The aridity of the Arabian desert means the Gulf region suffers from a shortage of numerous natural resources, among them rainfall and fresh produce. But sunshine? Well, that we have in abundance.
The GCC region boasts one of the driest climates in the world, with an average of over 3,500 hours of sunshine per year, more than enough to satisfy even the most hardened heat seeker. Yet despite this wealth of warmth on offer, studies show that 78% of the Middle Eastern population currently suffers from Vitamin D deficiency.
Responsible for balancing our bone calcium levels and enhancing our ability to fight off illness, Vitamin D is acquired primarily through exposure to sunlight. Yet despite having infinite access to its principal source, the Middle Eastern population boasts worrying low levels of the stuff, a likely result of our instinctive aversion to the crippling desert heat.
So how do we fix this? Head out into the desert for a day of voluntary crisping? That might indeed do the trick, but throws up a further set of complications that are probably best avoided.
In fact, there are plenty of sun-free ways to inject Vitamin D back into your system. Here are a few tips to get you back on track:
Whilst those occasional smoke breaks you take during the day might expose you to more sunshine, they’re also inhibiting your body’s ability to absorb Vitamin D. So if you want to avoid potential complications like chronic fatigue and weakness, it’s time to ditch the nicotine.
Obesity – another huge issue currently facing the Gulf region – is also a major inhibitor of Vitamin D. Fat tissue absorbs and stores Vitamin D, depriving the body of many of its benefits, and reducing its viability within the blood stream.

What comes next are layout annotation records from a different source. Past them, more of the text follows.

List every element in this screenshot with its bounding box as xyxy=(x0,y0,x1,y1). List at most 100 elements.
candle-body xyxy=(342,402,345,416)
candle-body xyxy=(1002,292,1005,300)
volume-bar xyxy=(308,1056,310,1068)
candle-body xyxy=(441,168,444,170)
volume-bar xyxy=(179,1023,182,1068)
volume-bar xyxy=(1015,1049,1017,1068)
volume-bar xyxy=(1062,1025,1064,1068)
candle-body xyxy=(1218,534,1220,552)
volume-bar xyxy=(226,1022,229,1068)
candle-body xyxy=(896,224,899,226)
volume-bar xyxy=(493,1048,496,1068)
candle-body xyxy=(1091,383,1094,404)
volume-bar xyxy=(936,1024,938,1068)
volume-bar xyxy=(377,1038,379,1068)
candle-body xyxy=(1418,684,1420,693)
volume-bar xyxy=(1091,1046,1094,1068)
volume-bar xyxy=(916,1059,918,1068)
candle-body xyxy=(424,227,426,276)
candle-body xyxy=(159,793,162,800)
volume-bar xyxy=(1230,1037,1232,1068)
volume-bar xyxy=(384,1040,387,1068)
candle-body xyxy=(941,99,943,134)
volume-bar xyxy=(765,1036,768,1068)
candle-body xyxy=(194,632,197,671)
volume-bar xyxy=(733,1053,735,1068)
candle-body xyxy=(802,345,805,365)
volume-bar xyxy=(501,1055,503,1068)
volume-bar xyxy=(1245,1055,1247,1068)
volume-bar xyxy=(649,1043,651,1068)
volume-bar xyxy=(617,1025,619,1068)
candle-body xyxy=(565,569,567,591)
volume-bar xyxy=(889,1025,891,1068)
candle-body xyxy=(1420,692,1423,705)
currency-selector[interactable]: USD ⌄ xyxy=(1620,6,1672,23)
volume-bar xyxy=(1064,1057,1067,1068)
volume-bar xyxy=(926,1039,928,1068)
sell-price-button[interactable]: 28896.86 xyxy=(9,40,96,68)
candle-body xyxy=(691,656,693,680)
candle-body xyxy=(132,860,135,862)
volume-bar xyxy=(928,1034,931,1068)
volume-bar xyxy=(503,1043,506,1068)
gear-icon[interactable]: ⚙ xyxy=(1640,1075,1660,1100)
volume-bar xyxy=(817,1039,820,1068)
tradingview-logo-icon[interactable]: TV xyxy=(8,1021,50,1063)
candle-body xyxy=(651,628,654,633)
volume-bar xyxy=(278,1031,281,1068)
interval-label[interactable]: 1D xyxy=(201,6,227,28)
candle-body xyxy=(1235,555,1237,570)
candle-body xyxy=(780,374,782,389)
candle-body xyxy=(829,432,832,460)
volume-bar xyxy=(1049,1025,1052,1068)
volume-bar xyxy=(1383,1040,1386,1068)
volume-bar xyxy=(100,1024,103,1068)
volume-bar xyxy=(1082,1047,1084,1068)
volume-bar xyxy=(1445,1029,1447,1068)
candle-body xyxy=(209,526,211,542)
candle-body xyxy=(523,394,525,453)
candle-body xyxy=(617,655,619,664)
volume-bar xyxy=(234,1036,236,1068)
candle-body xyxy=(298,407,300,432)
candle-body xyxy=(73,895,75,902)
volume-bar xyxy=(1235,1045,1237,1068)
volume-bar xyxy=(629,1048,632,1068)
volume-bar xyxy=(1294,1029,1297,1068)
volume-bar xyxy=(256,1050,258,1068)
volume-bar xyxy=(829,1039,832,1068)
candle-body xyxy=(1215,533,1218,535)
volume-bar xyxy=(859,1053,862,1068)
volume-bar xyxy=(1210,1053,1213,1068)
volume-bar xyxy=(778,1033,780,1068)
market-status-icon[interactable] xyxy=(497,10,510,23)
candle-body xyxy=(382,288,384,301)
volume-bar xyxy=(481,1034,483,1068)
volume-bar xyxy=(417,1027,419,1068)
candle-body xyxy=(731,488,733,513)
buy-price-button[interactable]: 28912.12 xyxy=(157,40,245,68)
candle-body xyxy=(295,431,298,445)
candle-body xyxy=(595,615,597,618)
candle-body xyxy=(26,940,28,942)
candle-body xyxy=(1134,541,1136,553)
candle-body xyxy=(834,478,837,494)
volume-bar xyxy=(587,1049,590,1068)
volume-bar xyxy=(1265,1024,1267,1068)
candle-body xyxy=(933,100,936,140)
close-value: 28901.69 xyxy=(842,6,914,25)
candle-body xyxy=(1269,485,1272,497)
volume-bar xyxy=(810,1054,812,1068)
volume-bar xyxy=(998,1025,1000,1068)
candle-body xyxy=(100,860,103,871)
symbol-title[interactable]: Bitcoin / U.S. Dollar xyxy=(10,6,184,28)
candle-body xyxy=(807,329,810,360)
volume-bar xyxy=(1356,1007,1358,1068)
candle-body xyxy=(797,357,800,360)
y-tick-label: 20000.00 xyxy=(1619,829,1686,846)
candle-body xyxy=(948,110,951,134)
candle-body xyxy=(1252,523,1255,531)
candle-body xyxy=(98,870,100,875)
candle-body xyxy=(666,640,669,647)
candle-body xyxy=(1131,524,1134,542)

So get out there and get active, and you’ll soon start to feel infinitely healthier as this vital vitamin starts coursing its way through your veins.
EAT FATTY FISH
Fish laden with healthy fats – the likes of salmon, mackerel and tuna – pack a hefty Vitamin D punch, with just one serving of salmon providing up to two thirds of our recommended daily D intake. So if soaking up the sun really isn’t your thing, head for the seafood aisle in your local supermarket.
D FOR DAIRY
Many brands of cow’s milk are fortified with Vitamin D, and contain enough of the stuff per serving to keep you well topped up. Some soya and rice milks are also fortified with Vitamin D, but it’s best to check the label to make sure you’re getting the recommended daily dosage.
If all of the aforementioned suggestions sound like too much of a hassle, you can also get your daily dose of Vitamin D in pill form. Supplements are widely available, and come with minimal risks attached. However, it’s best that you consult your doctor before embarking on this course of action, as an overdose of Vitamin D can be toxic.